People want to work at the speed of thought, but current tools don’t allow for this to occur when one’s aim is to reuse and build off past thoughts.
In current tools, structuring ideas in real-time is an extraneous task that takes you out of the flow of the work you’re doing. Often, people don’t even know how to predict how they will reuse the note in the future! Deciding what to name something in the moment has a cost; people are removed from the current train of thought. In a file-folder format, deciding where to place a note adds another layer of friction. This occurs again when trying to retrieve past thoughts through search or block references.
If people have already developed elaborate systems, then the requirement to structure as you go can feel restrictive and stressful. For example, if I’m on my phone and want to capture an idea, but I have a highly structured system, then it will simply take longer to navigate to the correct locations and link to the correct pages because I went from 10 fingers to 2 thumbs.
If a tool doesn’t have a great mobile version, this problem is exacerbated. We frequently heard from our interviews that quick capture of an idea on the go was vital to their process. If a tool doesn’t have a great mobile version, this problem is exacerbated. We frequently heard from our interviews that quick capture of an idea on the go was vital to their process.
Because structuring notes in the moment is costly, the design implications are that thought processors should either lower the cost of structuring or give users the ability to structure in hindsight.
Those who avoid explicitly collating and naming ideas can work at the speed of thought and avoid premature convergence. They may prefer to specify relationships implicitly. Yet, if the tool is unable to recognize those relationships, this makes it harder to retrieve relevant materials to think through later, either with yourself or others. In these cases, our tools don’t let us easily refactor, leading to high friction in reifying our ideas. There also may be an upper limit on the complexity of unintentional structure people can create.

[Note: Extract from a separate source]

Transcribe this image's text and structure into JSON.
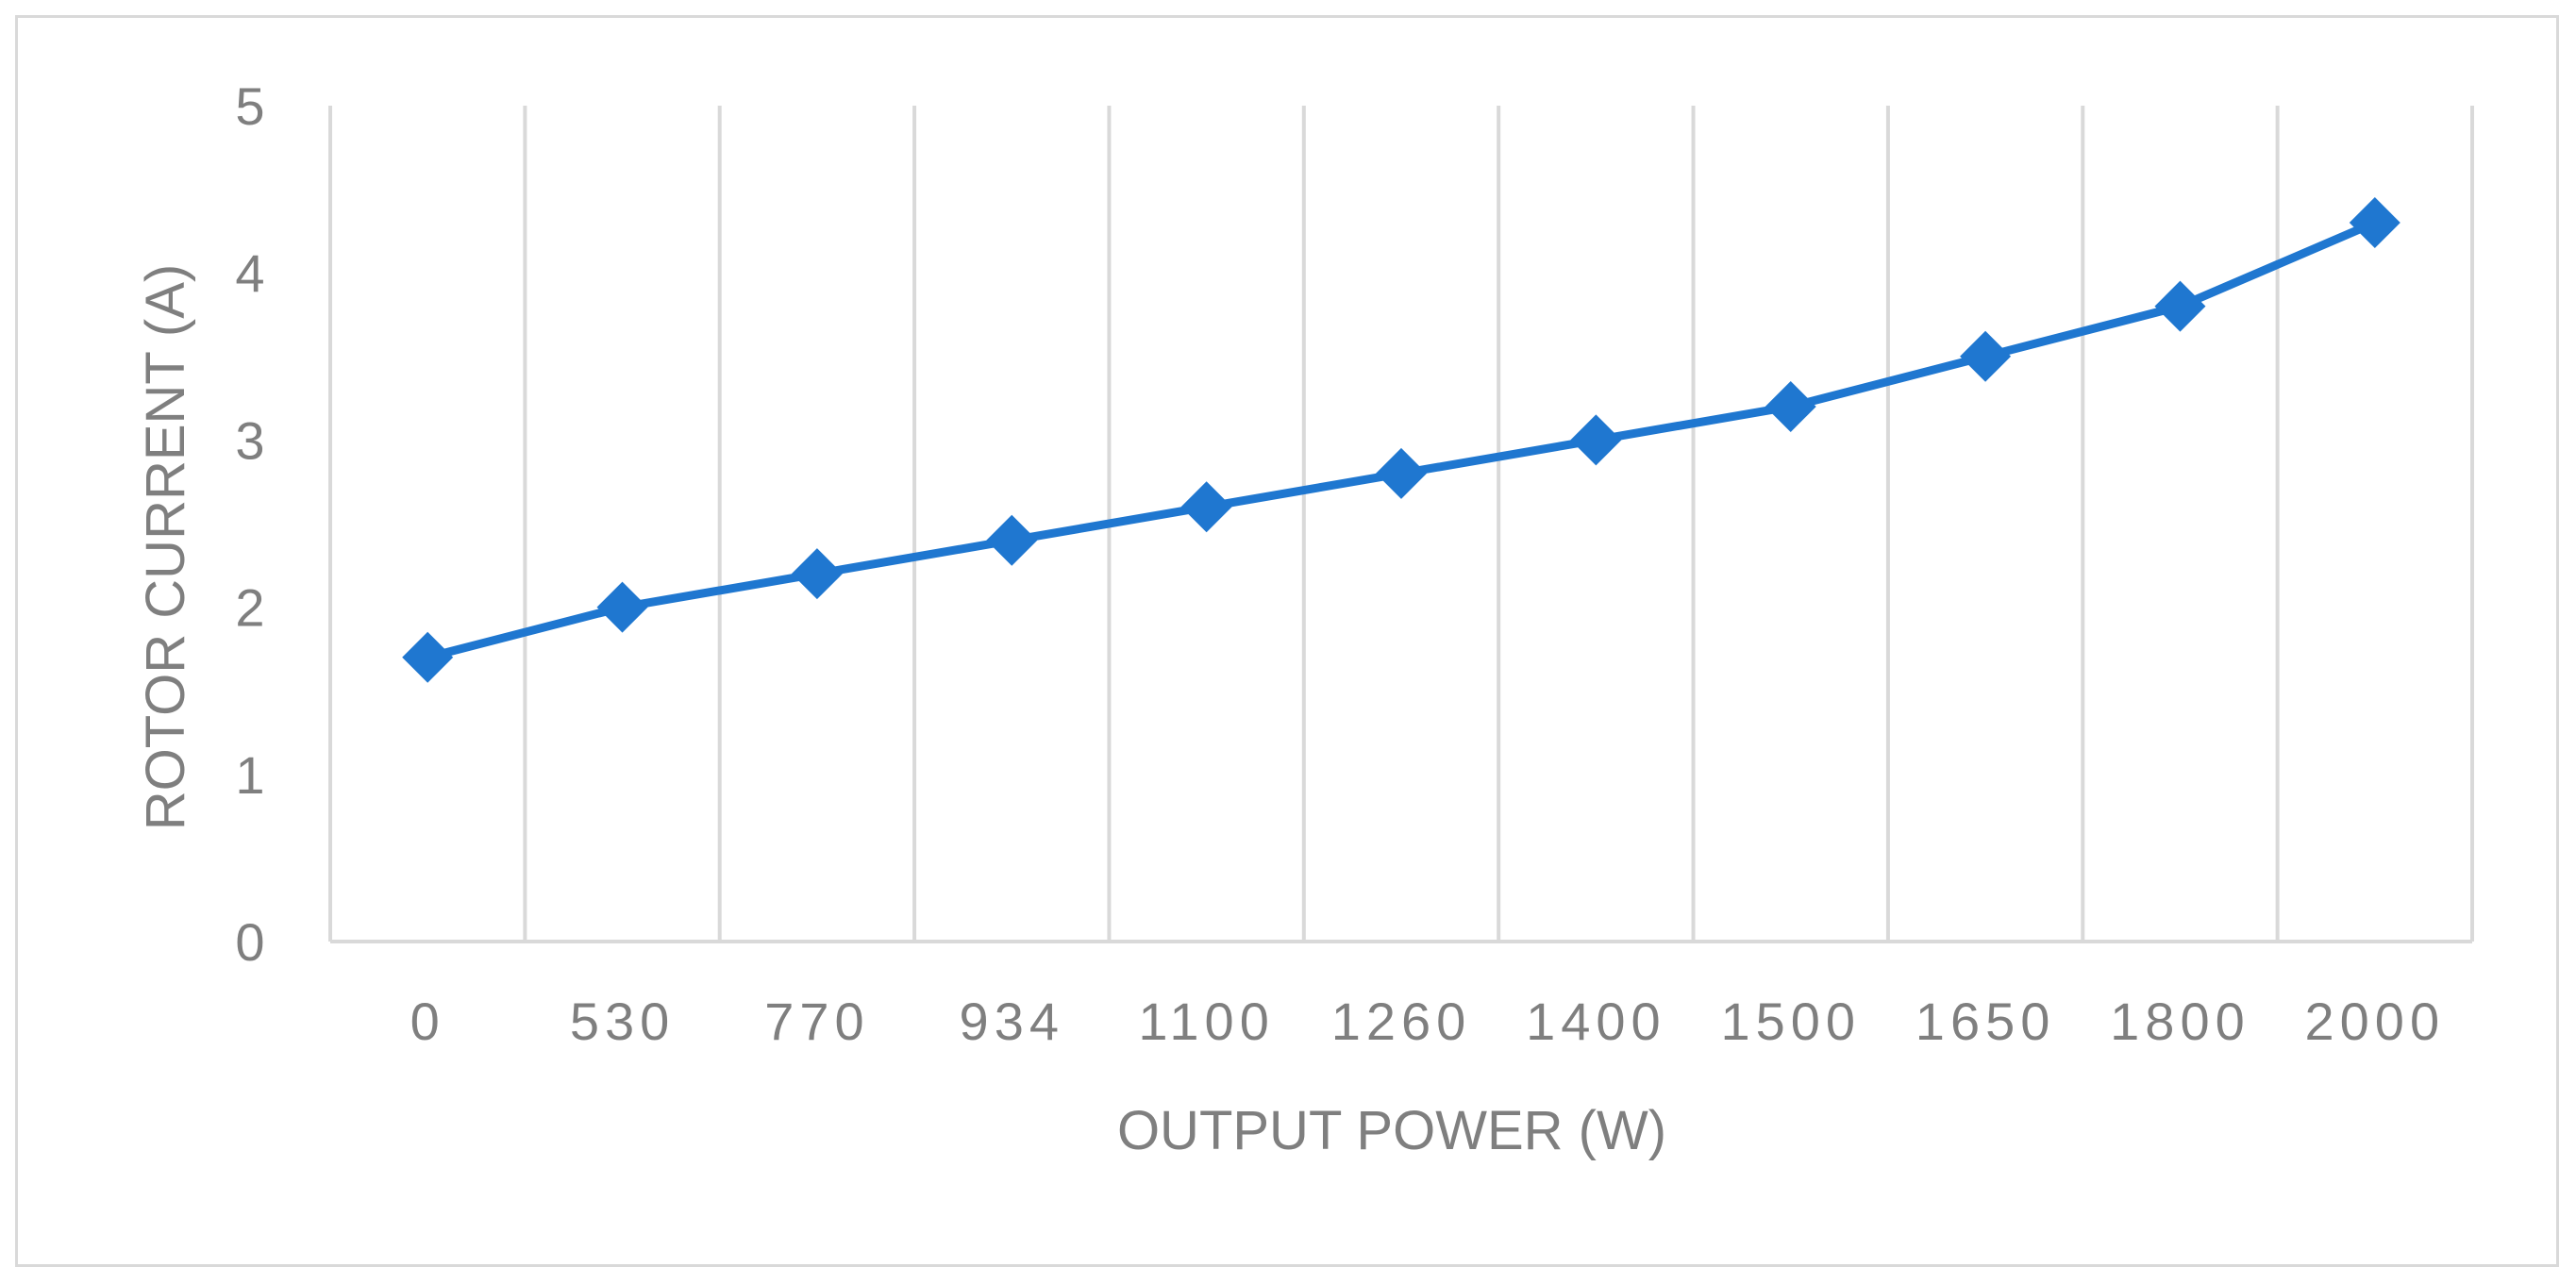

Some thought processors attempt to give their users structure for free by implicitly structuring the data from user behavior. These methods promise to make structuring ideas an intrinsic task. For example, outliner tools like Roam and Logseq embed implicit AND/OR relationships between blocks through indentation. Obsidian and other networked notebooks with wikilink autocompletion allow users to name and categorize ideas on the fly. Voiceliner allows you to signify the relative importance of notes by dragging your finger up and down the screen as you record. Jump creates a semantic graph in the background for you and is able to infer relationships and metadata to lighten the user’s information entry requirements.
However, some users feel restricted by tools that implicitly infer structure from the way that users write because the design is necessarily opinionated. For example, one participant told us that Roam Research was too opinionated when she tried it. You need a course to use it properly and end up indoctrinated into the Roam way of thinking. Her way of thinking is different, so there was a consistent mismatch. In her words, she just wants to inundate her notes with crap but have it all searchable.

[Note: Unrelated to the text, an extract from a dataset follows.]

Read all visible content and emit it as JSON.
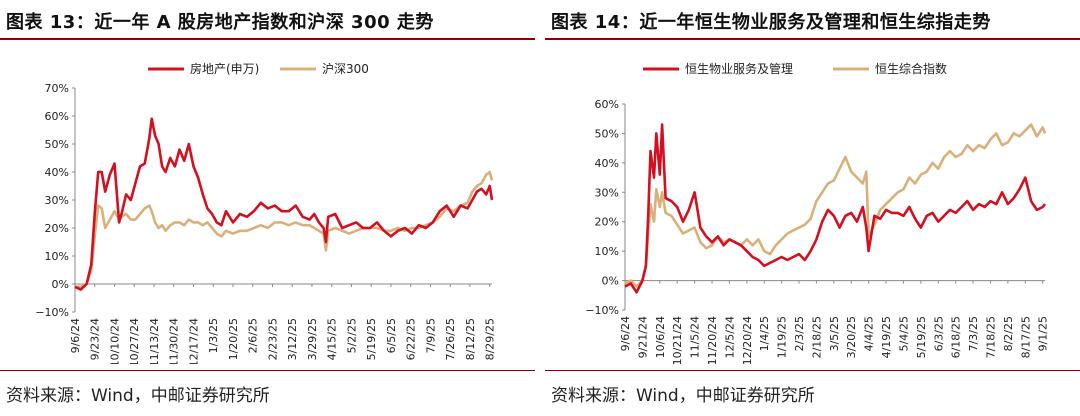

Another participant told us that too much inferred structure from his tools slows him down because that would force him to think about structure. For example, Roam derives its structure from indentation and wikilinks. If he had to think about that while he was brainstorming, it would disrupt his flow. He far prefers the agnostic structure of Miro and its infinite canvas because he can “structure” by drawing without worrying about if it will fit properly into his “database” later.
We have yet to see affordances for easily structuring unstructured content in hindsight, but we can look to user behavior for ideas to solve this problem. For more, read I- Enable composable queries to facilitate structure in hindsight and explore its general context, as well as I- Replace the backlinks section of a page with a related items section. Generally, users can write search expressions that semantically describe what they’re looking for, label those searches, and then functionally compose them in order to enable efficient aggregation going forward.
Of course, there are problems of app performance, as well. Certain data structures have proven to be more resilient as scale increases. We won’t touch extensively on this topic, but as users want to work at the speed of thought, software that slows us down is a major drawback.